In 1893, the United States Supreme Court ruled the tomato was a "vegetable" and therefore subject to import taxes. The suit was brought by a consortium of growers who wanted it declared a vegetable to protect U.S. crop development and prices.
Originally posted by: Zugzwang152
fruits have visible and well-defined seeds (tomato), vegetables do not. that is the official way to determine.
So a banana is a vegetable??
Originally posted by: brtspears2
Its a fruit.
Though I'm rather partial with the "does it cook well with onions test" to test if its a fruit or vegetable. Good taste = veggy, bad = fruit. Oranges and onions....bleck. Onions and potatoes.... its decent.
Originally posted by: flavio
I just saw Busta Rhymes win a trivia game on Craig Kilborn answering the question "Name a vegetable any vegetable". He won with the answer "Tomato", which I think is wrong.
Originally posted by: Nohr
It be a fruit.
Botanically speaking, the tomato you eat is a fruit. So is a watermelon, green pepper, eggplant, cucumber, and squash. A "fruit" is any fleshy material covering a seed or seeds.

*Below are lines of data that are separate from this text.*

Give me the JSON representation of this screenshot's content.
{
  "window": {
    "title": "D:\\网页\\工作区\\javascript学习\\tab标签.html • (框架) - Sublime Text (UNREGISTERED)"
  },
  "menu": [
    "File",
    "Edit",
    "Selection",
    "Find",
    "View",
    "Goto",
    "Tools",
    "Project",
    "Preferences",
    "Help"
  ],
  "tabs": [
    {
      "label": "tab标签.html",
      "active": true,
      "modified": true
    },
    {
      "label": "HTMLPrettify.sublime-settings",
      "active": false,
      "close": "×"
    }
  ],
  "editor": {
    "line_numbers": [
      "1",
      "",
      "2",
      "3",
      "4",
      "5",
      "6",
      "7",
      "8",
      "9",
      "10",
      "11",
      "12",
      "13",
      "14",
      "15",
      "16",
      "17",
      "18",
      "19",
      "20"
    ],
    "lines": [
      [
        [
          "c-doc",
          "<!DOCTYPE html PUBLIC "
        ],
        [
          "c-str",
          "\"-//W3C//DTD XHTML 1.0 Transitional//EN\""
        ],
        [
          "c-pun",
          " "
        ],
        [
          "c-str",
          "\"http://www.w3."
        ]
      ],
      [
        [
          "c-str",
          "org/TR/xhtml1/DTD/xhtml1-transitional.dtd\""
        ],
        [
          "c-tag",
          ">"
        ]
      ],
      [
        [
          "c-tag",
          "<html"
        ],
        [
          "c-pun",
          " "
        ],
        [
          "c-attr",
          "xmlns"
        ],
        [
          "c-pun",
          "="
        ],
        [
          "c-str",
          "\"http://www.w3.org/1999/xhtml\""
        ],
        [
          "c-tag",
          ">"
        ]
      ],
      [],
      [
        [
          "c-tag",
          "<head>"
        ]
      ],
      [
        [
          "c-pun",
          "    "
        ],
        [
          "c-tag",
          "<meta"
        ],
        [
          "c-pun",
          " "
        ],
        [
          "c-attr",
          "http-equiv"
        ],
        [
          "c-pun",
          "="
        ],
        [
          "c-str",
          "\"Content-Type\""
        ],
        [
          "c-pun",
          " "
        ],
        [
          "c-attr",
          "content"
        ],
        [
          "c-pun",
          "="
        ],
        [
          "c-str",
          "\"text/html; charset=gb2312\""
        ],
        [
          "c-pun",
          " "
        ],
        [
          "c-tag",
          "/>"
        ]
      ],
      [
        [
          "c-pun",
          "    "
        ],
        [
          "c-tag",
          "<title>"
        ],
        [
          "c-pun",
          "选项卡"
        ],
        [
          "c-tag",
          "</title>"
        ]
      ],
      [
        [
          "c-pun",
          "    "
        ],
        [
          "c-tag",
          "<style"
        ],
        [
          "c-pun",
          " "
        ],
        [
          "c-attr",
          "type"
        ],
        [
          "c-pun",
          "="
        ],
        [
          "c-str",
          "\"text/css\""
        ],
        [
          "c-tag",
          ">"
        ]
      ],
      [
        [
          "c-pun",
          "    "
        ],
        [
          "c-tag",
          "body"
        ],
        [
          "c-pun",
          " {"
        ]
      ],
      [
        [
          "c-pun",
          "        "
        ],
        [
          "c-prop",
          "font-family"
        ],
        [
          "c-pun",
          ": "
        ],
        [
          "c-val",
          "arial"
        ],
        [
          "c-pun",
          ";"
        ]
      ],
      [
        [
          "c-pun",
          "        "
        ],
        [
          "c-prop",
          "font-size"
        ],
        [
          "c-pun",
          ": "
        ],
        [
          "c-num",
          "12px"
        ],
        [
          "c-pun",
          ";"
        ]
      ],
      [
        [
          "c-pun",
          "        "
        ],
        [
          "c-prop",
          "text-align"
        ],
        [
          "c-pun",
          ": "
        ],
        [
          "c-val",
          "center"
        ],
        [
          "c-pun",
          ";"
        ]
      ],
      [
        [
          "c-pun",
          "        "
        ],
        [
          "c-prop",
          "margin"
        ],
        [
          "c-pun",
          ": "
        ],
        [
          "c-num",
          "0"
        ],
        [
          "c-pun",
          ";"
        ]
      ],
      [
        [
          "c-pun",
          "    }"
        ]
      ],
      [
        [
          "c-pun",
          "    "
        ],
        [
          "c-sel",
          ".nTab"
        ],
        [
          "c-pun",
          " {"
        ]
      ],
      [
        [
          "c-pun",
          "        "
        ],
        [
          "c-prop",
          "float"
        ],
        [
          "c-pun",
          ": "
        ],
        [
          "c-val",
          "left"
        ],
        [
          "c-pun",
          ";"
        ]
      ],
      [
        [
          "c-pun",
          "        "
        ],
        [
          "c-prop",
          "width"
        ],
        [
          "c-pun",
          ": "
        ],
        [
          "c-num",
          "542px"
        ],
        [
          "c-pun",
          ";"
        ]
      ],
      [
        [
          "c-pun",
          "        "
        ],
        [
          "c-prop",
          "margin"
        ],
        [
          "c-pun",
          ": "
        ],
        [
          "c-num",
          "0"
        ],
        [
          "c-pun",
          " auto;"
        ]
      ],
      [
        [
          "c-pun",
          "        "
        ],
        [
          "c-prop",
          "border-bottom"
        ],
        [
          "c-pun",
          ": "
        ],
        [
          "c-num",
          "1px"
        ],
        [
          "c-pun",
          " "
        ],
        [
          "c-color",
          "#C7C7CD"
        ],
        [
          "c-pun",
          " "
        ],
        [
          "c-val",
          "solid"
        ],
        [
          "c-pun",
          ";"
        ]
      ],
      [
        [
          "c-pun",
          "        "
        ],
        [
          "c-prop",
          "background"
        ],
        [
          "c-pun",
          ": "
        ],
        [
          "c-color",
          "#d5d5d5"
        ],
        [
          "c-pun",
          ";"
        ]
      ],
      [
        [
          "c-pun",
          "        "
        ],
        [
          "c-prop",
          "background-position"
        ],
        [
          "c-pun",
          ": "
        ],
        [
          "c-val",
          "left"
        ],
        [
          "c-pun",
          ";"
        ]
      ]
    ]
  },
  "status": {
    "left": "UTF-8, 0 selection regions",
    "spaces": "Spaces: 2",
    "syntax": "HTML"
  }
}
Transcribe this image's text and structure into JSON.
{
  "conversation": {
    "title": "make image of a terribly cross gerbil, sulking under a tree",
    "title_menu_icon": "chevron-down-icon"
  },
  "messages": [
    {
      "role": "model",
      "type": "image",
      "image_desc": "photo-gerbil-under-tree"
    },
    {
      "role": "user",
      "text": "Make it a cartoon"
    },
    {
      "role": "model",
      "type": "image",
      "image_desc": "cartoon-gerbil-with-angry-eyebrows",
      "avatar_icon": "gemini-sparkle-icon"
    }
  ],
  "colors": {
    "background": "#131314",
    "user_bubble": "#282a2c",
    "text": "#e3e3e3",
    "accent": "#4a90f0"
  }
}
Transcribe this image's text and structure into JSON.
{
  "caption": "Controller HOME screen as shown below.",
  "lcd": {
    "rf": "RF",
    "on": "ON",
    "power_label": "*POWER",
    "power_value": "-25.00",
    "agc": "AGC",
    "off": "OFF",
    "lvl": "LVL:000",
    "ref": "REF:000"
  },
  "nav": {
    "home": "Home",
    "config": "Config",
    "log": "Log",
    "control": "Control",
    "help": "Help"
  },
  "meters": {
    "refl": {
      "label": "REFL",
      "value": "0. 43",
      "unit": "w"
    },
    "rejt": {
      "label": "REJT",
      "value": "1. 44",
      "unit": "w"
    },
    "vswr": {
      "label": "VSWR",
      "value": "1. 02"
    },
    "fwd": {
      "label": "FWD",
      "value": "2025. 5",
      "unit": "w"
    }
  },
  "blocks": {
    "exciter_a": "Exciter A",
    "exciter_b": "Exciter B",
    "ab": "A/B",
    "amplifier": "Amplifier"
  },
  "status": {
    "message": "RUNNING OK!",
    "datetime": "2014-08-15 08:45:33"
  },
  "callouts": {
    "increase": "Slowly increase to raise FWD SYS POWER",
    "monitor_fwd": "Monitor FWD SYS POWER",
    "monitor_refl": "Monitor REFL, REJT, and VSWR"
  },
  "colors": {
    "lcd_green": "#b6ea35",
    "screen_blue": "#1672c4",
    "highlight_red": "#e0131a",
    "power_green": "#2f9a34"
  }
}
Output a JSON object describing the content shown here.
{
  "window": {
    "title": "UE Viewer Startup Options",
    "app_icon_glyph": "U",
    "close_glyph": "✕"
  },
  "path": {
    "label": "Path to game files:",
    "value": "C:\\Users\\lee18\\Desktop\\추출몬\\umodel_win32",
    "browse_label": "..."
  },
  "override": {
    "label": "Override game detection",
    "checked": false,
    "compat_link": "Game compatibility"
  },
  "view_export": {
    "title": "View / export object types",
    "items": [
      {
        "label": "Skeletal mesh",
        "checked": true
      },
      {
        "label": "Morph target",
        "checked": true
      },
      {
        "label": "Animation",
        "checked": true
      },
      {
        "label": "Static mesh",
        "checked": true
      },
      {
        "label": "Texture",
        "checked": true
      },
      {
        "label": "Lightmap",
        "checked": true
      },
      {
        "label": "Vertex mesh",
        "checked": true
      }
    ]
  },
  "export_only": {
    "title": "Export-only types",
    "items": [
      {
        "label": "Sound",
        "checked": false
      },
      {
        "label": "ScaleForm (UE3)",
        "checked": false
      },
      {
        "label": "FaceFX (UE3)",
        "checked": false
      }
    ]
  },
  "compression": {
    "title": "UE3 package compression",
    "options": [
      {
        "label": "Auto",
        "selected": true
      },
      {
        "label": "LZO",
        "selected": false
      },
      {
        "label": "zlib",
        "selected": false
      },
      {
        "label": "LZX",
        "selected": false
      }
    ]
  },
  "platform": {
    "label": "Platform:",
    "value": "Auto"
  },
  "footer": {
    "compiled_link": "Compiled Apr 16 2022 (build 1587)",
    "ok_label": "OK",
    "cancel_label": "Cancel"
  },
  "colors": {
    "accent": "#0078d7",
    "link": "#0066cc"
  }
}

Horticulturally speaking, the tomato is a vegetable plant. The plant is an annual and nonwoody. Most fruits, from a horticulture perspective, are grown on a woody plant (apples, cherries, raspberries, oranges) with the exception of strawberries.
Originally posted by: brtspears2
Interesting Read here
In 1893, the United States Supreme Court ruled the tomato was a "vegetable" and therefore subject to import taxes. The suit was brought by a consortium of growers who wanted it declared a vegetable to protect U.S. crop development and prices.
Originally posted by: bill_n_opus
Both.
C'mon guys ... does it HAVE to be either or? Not everything has to be black or white.
Think of the venerable tomato as being the Michael Jackson of the veggie/fruit world.